Vraagbaak scheikunde
Overmaat
Vak
Scheikunde
Niveau
Vwo
Onderwerp
Chemisch rekenen
Leerjaar
4
- Dit onderwerp bevat 6 reacties, 2 deelnemers, en is laatst geüpdatet op 9 maanden, 3 weken geleden door Rob Hooft.
-
AuteurBerichten
-
LouiseGast
Hi,
Ik begrijp niet hoe je kunt weten welke ionen er in een oplossing zitten.
De opdracht is namelijk: Een oplossing van natriumchloride wordt bij een oplossing van zilvernitraat gegoten.
Bij het mengen wordt een overmaat natriumchlorideoplossing gebruikt.
Leg uit welke ionen nog in de oplossing aanwezig zijn. Geef de formule van deze ionen.
Het antwoord is: De Ag+(aq)-ionen zijn door de overmaat chloride-ionen allemaal verwijderd en omgezet in vast zilverchloride. Na+(aq), Cl−(aq) en NO3−(aq) zijn nog aanwezig.
Ik snap dus niet hoe je kan weten welke ionen zijn omgezet en welke niet?
Alvast bedankt!
Aky van der BeekGastBeste Louise,
Als 2 zoutoplossingen bij elkaar worden gevoegd, schrijf je op welke ionen door iedere zout oplossing gevormd worden. In binas tabel 45 kun je vinden welke zouten goed oplosbaar zijn en welke matig of slecht oplosbaar zijn. In jouw vraag worden een natriumchloride en een zilvernitaatoplossing bij elkaar gevoegd. Deze geven resp. Na+, Cl- en Ag+ , NO3- ionen. De gebruikte zouten zijn goed oplosbaar. Ga dat maar na in tabel 45. Worden de oplossingen bij elkaar gevoegd dan komen de ionen met elkaar in contact (ze zwemmen als visjes door de oplossing). Een + en – ion trekken elkaar aan. Ga na welke onoplosbaar zout er gevormd kan worden uit de aanwezige ionen. Omdat Na+ en Cl- in overmaat aanwezig zijn, blijven deze ionen over.
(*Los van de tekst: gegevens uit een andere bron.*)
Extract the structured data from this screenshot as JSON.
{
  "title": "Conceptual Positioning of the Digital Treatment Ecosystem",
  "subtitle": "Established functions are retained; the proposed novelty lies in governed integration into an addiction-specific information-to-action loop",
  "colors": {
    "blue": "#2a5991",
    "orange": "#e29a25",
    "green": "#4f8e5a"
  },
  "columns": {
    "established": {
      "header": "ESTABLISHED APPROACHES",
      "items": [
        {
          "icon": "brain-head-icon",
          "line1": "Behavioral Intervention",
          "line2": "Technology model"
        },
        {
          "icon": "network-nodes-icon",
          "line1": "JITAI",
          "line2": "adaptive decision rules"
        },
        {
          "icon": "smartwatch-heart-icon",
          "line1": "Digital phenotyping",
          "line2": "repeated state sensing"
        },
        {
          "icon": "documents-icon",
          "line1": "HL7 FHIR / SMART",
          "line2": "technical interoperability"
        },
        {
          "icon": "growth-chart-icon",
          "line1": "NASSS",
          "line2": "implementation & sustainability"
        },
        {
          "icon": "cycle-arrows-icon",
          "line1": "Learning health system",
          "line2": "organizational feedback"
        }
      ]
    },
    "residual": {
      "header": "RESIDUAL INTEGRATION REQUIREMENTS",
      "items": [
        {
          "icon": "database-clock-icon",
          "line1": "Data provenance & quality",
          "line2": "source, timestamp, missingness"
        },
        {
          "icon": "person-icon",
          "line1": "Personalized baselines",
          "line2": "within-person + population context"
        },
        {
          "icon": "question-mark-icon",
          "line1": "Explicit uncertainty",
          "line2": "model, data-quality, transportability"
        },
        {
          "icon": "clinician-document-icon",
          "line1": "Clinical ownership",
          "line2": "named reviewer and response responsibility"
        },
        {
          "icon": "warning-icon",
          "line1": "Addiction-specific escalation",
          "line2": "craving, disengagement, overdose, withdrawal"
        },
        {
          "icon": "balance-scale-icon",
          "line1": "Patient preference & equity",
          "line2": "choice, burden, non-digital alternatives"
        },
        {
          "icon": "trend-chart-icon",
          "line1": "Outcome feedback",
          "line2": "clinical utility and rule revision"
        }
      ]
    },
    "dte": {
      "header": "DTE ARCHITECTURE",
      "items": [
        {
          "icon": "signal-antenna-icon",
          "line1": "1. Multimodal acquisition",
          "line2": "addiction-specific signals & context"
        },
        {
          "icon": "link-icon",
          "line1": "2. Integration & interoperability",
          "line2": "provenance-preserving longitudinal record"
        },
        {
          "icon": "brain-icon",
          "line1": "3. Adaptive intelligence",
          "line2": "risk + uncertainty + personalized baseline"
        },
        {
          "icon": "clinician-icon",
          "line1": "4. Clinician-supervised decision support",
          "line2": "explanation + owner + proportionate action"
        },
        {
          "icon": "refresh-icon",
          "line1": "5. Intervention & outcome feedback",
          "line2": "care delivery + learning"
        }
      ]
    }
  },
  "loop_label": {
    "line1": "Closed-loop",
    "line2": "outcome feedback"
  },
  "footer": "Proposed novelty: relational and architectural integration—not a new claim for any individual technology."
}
Ik hoop, dat je met bovenstaande informatie begrijpt, waarom er geen Ag+ ionen aanwezig zijn.
Succes en groeten,
Aky
LouiseGastHi,
Dus omdat Ag+ slecht oplosbaar is, verdwijnt deze stof. Maar omdat Cl – als overmaat aanwezig verdwijnt deze niet?
Bedankt!
Jan Wim PetersExpertHallo Louise,
Ik zag toevallig jouw laatste opmerking over Overmaat.
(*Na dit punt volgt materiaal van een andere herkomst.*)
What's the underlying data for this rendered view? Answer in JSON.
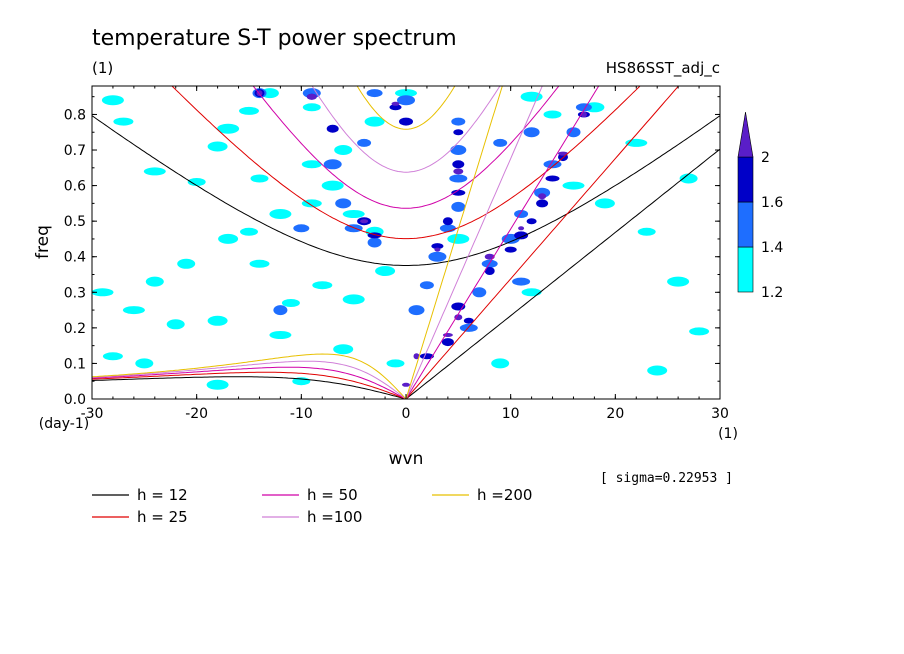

Dus omdat Ag+ slecht oplosbaar is, verdwijnt deze stof. Maar omdat Cl – als overmaat aanwezig verdwijnt deze niet?
Hierin geef je aan dat je het nog niet helemaal begrijpt. Misschien dat je het nu/vandaag wel snapt.
Ag+-ionen kunnen niet slecht oplosbaar zijn. De stof AgCl is slecht oplosbaar. Als 1 mol Ag+ mengt met 2 mol Cl– krijg je 1 mol AgCl(s) neerslag en blijft er een overmaat van 1 mol Cl– in oplossing.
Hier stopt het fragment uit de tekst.